# Can someone identify the font on this?



## geek (Oct 3, 2015)

Trying to identify to download and install for a label I'll be creating..


----------



## ibglowin (Oct 3, 2015)

I think there are websites that can do that. Use the Google.


----------



## geek (Oct 3, 2015)

yeah, been doing that but nothing yet...


----------



## Kraffty (Oct 3, 2015)

Going only from memory but look up bewitched font. Should be close. Mike


----------



## geek (Oct 3, 2015)

Kraffty said:


> Going only from memory but look up bewitched font. Should be close. Mike



Thanks, a bit close.

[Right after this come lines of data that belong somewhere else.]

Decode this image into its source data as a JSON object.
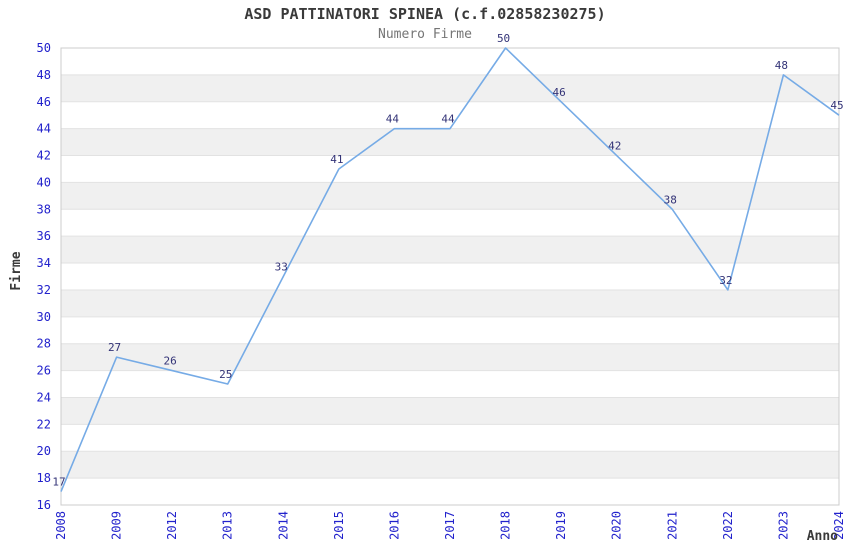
{
  "page": {
    "title": "ASD PATTINATORI SPINEA (c.f.02858230275)",
    "subtitle": "Numero Firme"
  },
  "chart_data": {
    "type": "line",
    "title": "ASD PATTINATORI SPINEA (c.f.02858230275)",
    "subtitle": "Numero Firme",
    "xlabel": "Anno",
    "ylabel": "Firme",
    "categories": [
      "2008",
      "2009",
      "2012",
      "2013",
      "2014",
      "2015",
      "2016",
      "2017",
      "2018",
      "2019",
      "2020",
      "2021",
      "2022",
      "2023",
      "2024"
    ],
    "values": [
      17,
      27,
      26,
      25,
      33,
      41,
      44,
      44,
      50,
      46,
      42,
      38,
      32,
      48,
      45
    ],
    "ylim": [
      16,
      50
    ],
    "ytick_step": 2,
    "grid": "horizontal-bands",
    "legend": "none",
    "colors": {
      "line": "#76abe6",
      "tick_label": "#2222cc",
      "data_label": "#333377",
      "band": "#f0f0f0",
      "gridline": "#e2e2e2",
      "border": "#cccccc",
      "title": "#3a3a3a",
      "subtitle": "#757575",
      "axis_title": "#3a3a3a"
    }
  }
}
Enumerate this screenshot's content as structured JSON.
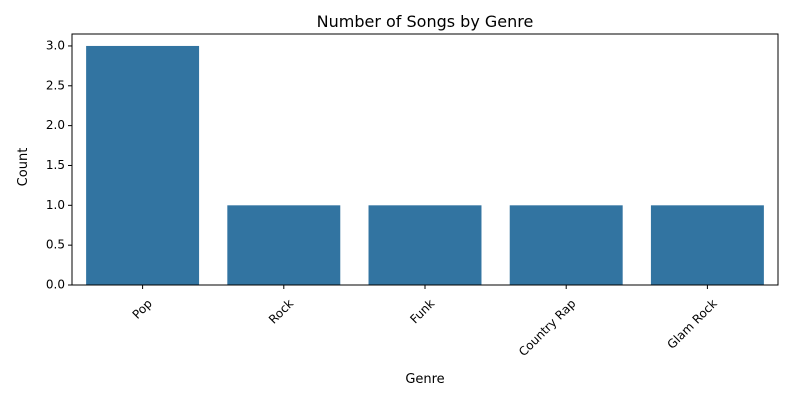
{
  "chart_data": {
    "type": "bar",
    "title": "Number of Songs by Genre",
    "xlabel": "Genre",
    "ylabel": "Count",
    "categories": [
      "Pop",
      "Rock",
      "Funk",
      "Country Rap",
      "Glam Rock"
    ],
    "values": [
      3,
      1,
      1,
      1,
      1
    ],
    "ylim": [
      0,
      3.15
    ],
    "yticks": [
      "0.0",
      "0.5",
      "1.0",
      "1.5",
      "2.0",
      "2.5",
      "3.0"
    ],
    "grid": false,
    "bar_color": "#3274a1"
  }
}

Still looking though.


----------



## sour_grapes (Oct 3, 2015)

Here is Witched font:







http://fontmeme.com/bewitched-font/


----------



## geek (Oct 3, 2015)

I downloaded the Witched font, not the same but let me see how the label would look like, thanks Paul.


----------



## geek (Oct 3, 2015)

Here's the potential label for my Chardonnay with the original font....
Oh the inter-web......lol


----------



## vacuumpumpman (Oct 3, 2015)

How does it look with the top centered like the bottom is ?


----------



## geek (Oct 3, 2015)

vacuumpumpman said:


> How does it look with the top centered like the bottom is ?



I checked but it seems like right-aligned is better on top to match the year and above sentence.


----------